Separately speaking to TNA, local eyewitnesses said that "surveillance cameras planted at distribution sites, inspection teams verifying identities before handing out food," suggesting a calculated operation to single out and detain those deemed security threats.
Human rights advocates warn that these tactics represent systematically enforced disappearances cloaked in humanitarianism.
"We plan to submit evidence to the United Nations and Human Rights Council," Hazem Afana, a Gaza-based lawyer, told TNA, arguing that this is a deliberate, state-orchestrated policy.
In a tent near Khan Younis, Huda Helmi clutches a photo of her 17-year-old son Raed, who vanished four days ago after going to the distribution centre in Rafah.

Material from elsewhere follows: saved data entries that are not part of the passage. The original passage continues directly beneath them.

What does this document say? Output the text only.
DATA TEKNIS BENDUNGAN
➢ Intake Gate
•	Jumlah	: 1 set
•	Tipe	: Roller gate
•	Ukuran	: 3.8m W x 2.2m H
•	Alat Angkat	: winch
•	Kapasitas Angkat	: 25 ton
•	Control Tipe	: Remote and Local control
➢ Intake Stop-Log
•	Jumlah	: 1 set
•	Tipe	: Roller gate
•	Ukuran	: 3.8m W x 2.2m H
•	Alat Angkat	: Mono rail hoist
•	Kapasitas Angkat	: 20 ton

"He went to wait in line for food. He never came back," she recalled. "We searched everywhere. Is he alive? Is he hungry? Is he suffering? Nobody answers. It's as if our children were vaporised."
Local and international organisations are raising alarms over these flagrant breaches of international law. Political analyst Hussam al-Dajani urged urgent intervention, "Using aid centres to arrest or forcibly disappear civilians is a grave violation. The UN, which coordinates relief, must investigate what’s happening on the ground."
For families like Adnan Surur's, who share a single nylon tent with 17 relatives in Al-Mawasi, the trauma is constant.
"We went to get food, and suddenly planes bombed us, and shooting started," Adnan told TNA, saying. "People pushed and fell over each other. Why are they calling us to kill us? It's a plot to humiliate us."
Humiliation has become part of daily life under occupation. "We stand for hours just to receive a tin of tuna," he said. "If we turn around, we're punished. If we move, we're beaten. If we complain, we're arrested."
Rescue teams face near-impossible conditions. Roads are destroyed, fuel scarce, and gunfire is ongoing. "We carry wounded and dead on donkey carts because we have no ambulances or safe passage," a Civil Defence member told TNA. "We run under fire with bodies in our hands. What kind of world is this?"
UNRWA Commissioner-General Philippe Lazzarini called the situation a "death trap" not just bullets or bombs, but a complex machinery of systematic humiliation, enforced disappearances, and the stripping of human dignity.
The Ministry of Health reported that at least 75 people have been killed and more than 400 wounded by Israeli forces at these distribution points since they began operating a week ago, prompting widespread calls to end what many are calling a "barbaric system" of aid delivery.